GENIUS 5VCE algorithm was employed to determine the bacterial species composition of a human saliva sample, VFD10-018, sequenced by the Illumina GAIIx (150 bp, ∼22 M reads) platform. A total of 26 bacterial genera and 58 species were identified with majority of genera and species previously identified as members of the human salivary and/or oral microbiome (http://www.homd.org/index.php, Fig. S1). BLASTn (microbial subset) and short read mapping (CLC genomic workbench, using same genome database as GENIUS 5VCE) identified 45 and 102, and 67 and 108, bacterial genera and species in this data set respectively, indicating a much larger microbial community compared to that identified by GENIUS 5VCE (Fig. S1). A global 16S metagenic survey of saliva samples collected from 120 healthy individuals in 12 geographically different locations reported that an individual salivary microbiome typically contains six to 30 bacterial genera [41], an observation in agreement with GENIUS 5VCE identification. Dominant genera identified by GENIUS 5VCE (Streptococcus,Prevotella, Veillonella, Mycoplasma, Rothia, Haemophilus, Fusobacterium etc.) were also in agreement with genera identified in the global survey [41]. It is concluded that bacterial taxa identified by BLASTn and short read mapping produces an overestimation of diversity. GENIUS 5VCE performed favorably in both speed, at least 10,000X faster than BLAST, and accuracy in identifying the most likely bacterial community of this dataset with significantly reduced false prediction.

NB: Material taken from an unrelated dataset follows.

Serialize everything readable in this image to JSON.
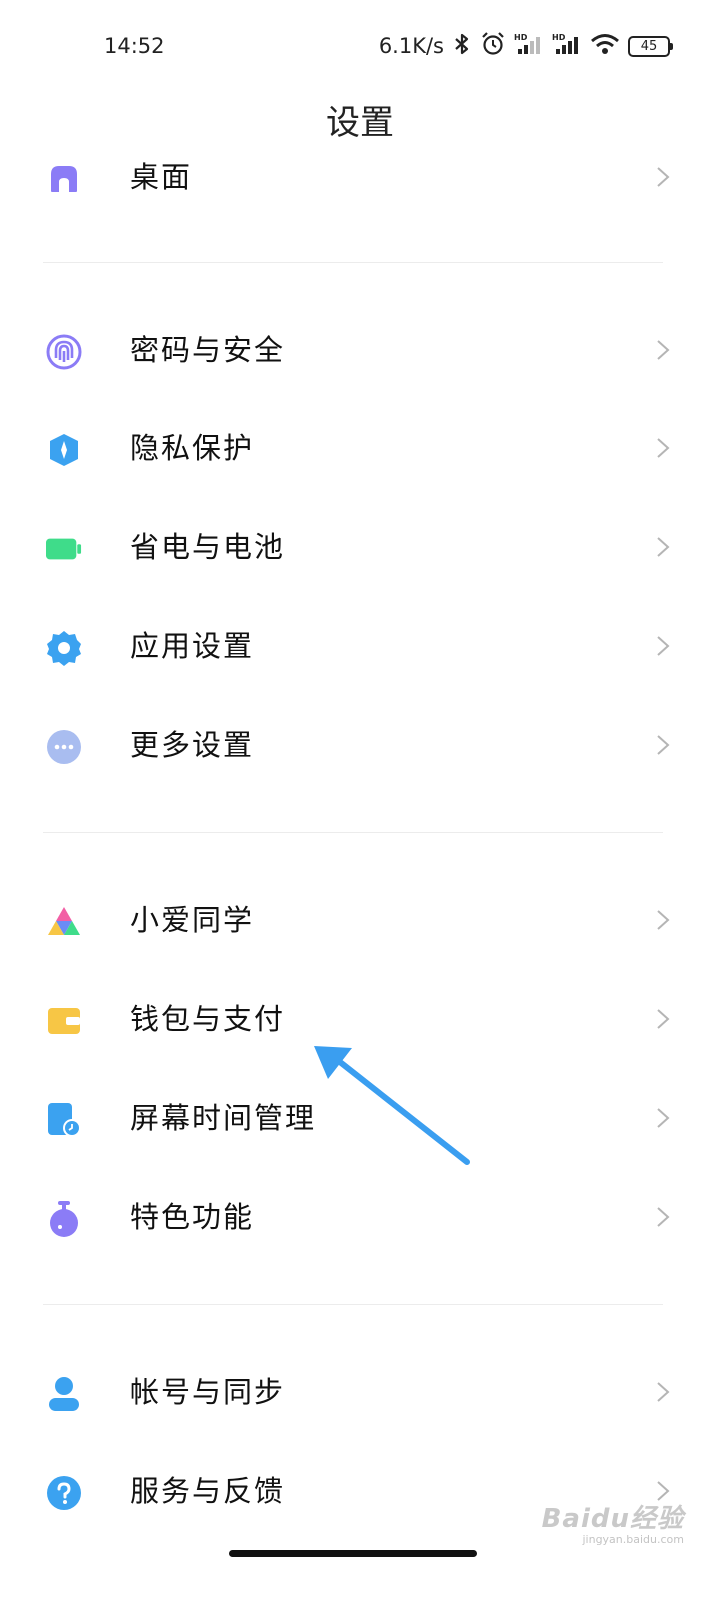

As the actual microbial composition of the saliva samples from the volunteers was unknown, only comparative analysis between orthogonal methods was possible. Therefore, an in silico sample (Table 2) containing a composite of 5.5 M reads from ten bacterial species and the human genome was prepared to measure accuracy of the metagenomic analysis. Results show that GENIUS accurately identified bacterial species composition with a negligible computation time (2 minutes for NmerCE and 29 minutes for 5VCE) (Figs. 1 and S2). Despite the fact that the number of sequencing reads for each of the genomes comprising the test set was small, the GENIUS algorithms identified the bacterial species with appropriate strain designation. Identification obtained using GENIUS 5VCE and NmerCE algorithms were in agreement, with one possible false positive identification (Streptococcus pneumoniae) by 5VCE. When statistical analysis was carried out, which is a built in function in GENIUS 5VCE algorithm, to provide point estimates for genome coverage and detection confidence limits using random k-mers for each of the identified species, S. pneumoniae had the lowest confidence interval (Fig. S2). Furthermore, considering the marginal coverage of strain specific attributes (only 1.6% of unique identifiers), error rate of the sequencing platform, and abundant presence of other Streptococcus species in the dataset, this call, at best, would have been tallied as dubious. In contrast, results of BLASTn analysis reported 48 species, even though the sample contained only ten bacterial species, confirming what has been suspected by other investigators as over-estimation of diversity by BLASTn analysis. In contrast, GENIUS was efficient in filtering out false positive signals caused by high genomic similarity among closely related genera and species. Briefly, GENIUS was successful in identifying species of the saliva microbial community, even when only limited sequencing data were available, accomplishing identification that required only minimum computational time. Precise identification was achieved in most cases even with only a small number of reads, i.e., fractional coverage (<1%) of the genome (i.e.,Peptostreptococcus stomatis, Peptostreptococcus anaerobius, and Porphyromonas gingivalis) were available and also when the target pathogen (i.e., Mycoplasma pneumoniae) was present at very low concentration (<1%).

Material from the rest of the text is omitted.